REDDICK’S COLLEGE JERSEY TO BE RETIRED: U.S. defender Cat Reddick will have a busy 48 hours after she returns to the United States. The U.S. team will arrive in Los Angeles on the evening on Feb. 4, after which Reddick will immediately board a red-eye to Raleigh, North Carolina, arriving on the morning of Feb. 5, which just happens to be the day of one of the most anticipated games of every college basketball season – Duke at North Carolina. What makes this game even more special is that Reddick will be honored at halftime in front of 21,000 fans when she gets her UNC No. 31 jersey retired. North Carolina retires only the jerseys of those players who earn national player of the year honors and Reddick joined that elite group when she won the MAC Hermann Trophy in January. Reddick joins such UNC legends as Mia Hamm, Kristine Lilly, Cindy Parlow and Tisha Venturini among others to have their numbers permanently taken out of the media guide. This is the second jersey retirement for Reddick, who also had her high school No. 11 jersey retired last year, a number she wore in honor of U.S. captain Julie Foudy. “I don’t think anyone would want to wear 31 in the future, so it’s a good thing its getting retired,” said Reddick. “I almost can’t believe that I am being included among the other players who have had their jerseys retired. I’ve tried to follow the traditions they’ve set at UNC and on the national team, and this is just a really special honor. I’m sure I will have chills, that is if I can still stand up after being awake for two days.”
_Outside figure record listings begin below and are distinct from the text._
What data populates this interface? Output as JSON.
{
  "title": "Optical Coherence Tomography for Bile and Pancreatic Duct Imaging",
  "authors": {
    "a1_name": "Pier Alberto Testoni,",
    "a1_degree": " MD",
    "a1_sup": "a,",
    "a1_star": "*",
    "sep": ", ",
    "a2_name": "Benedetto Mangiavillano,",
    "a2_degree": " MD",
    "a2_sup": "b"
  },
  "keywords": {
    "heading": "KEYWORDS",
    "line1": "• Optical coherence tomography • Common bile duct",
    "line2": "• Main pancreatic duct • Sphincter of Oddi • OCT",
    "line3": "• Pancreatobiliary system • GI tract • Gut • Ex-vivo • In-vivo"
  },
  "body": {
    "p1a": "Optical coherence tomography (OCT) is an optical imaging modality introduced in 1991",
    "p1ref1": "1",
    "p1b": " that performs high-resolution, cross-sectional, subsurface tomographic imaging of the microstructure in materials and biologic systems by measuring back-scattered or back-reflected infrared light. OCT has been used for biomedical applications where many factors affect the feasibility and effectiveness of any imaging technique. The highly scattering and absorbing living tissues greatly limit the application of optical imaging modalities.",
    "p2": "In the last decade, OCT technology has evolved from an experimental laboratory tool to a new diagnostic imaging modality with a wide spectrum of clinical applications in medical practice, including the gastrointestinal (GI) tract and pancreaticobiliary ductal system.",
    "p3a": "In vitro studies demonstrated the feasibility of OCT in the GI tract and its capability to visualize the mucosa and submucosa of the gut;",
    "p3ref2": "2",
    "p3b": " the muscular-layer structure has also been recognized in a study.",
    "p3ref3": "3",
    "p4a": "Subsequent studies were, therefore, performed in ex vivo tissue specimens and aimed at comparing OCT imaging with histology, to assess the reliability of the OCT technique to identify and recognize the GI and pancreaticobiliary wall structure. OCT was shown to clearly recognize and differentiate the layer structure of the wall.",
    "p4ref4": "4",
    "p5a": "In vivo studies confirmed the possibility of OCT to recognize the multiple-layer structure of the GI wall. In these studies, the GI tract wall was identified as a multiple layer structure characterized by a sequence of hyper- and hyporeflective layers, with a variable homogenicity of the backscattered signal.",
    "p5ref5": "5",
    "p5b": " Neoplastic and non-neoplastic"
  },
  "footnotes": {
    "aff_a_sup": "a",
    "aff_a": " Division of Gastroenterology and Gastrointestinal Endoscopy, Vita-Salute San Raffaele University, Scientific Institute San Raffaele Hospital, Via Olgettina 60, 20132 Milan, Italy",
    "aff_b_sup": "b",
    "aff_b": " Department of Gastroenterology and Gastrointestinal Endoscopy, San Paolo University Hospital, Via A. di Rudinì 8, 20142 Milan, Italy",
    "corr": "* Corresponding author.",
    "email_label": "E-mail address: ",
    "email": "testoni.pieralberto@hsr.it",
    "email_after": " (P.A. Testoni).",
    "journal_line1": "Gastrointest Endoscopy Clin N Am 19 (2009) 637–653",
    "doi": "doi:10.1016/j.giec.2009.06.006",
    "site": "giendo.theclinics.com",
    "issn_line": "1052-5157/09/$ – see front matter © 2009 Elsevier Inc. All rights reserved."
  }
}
SUPER BOWL - “WOW!”: Several U.S. player rose (or at least woke up and laid in bed) at around 7:30 a.m. China time on Monday morning to watch the Super Bowl on China Central Television, the first time it has been broadcast live in China. As it turned out, they could have slept in a bit more as the game did not turn exciting until the end of the first half. While the players were excited to watch the game, especially after thinking they would miss it while in Shenzhen, listening to the commentary in Chinese was a bit different. The most common English word during the broadcast was “Wow!,” used to describe a particularly hard hit, a great catch or pretty much any good play. Interspersed frequently in the excited Chinese were also the words “Tom Brady,” “first down,” and “fumble,” among others. In another unusual twist, the U.S. players got the “raw feed” of the game with no commercial interruptions, meaning the usual multi-million dollar commercial time was filled with numerous shots of fans, cheerleaders and the team benches. CCTV also did its own graphics, which were more focused on the rules of the game, the size of the players and NFL Europe, than the usual diet of stats fed to the U.S. viewers. While University of North Carolina senior Cat Reddick was a bit disappointed that the Panthers lost, University of Massachusetts graduate Briana Scurry was heard walking through the halls of the hotel yelling, “Dynasty, baby!”
SHE SAID IT:U.S. midfielder Julie Foudy, much to her amusement, after spotting 5-foot-11 forward Abby Wambach wearing game shorts that had been inadvertently shrunk a bit too much in the wash at the team hotel:
“I guess Abby took Sepp's comments to heart.”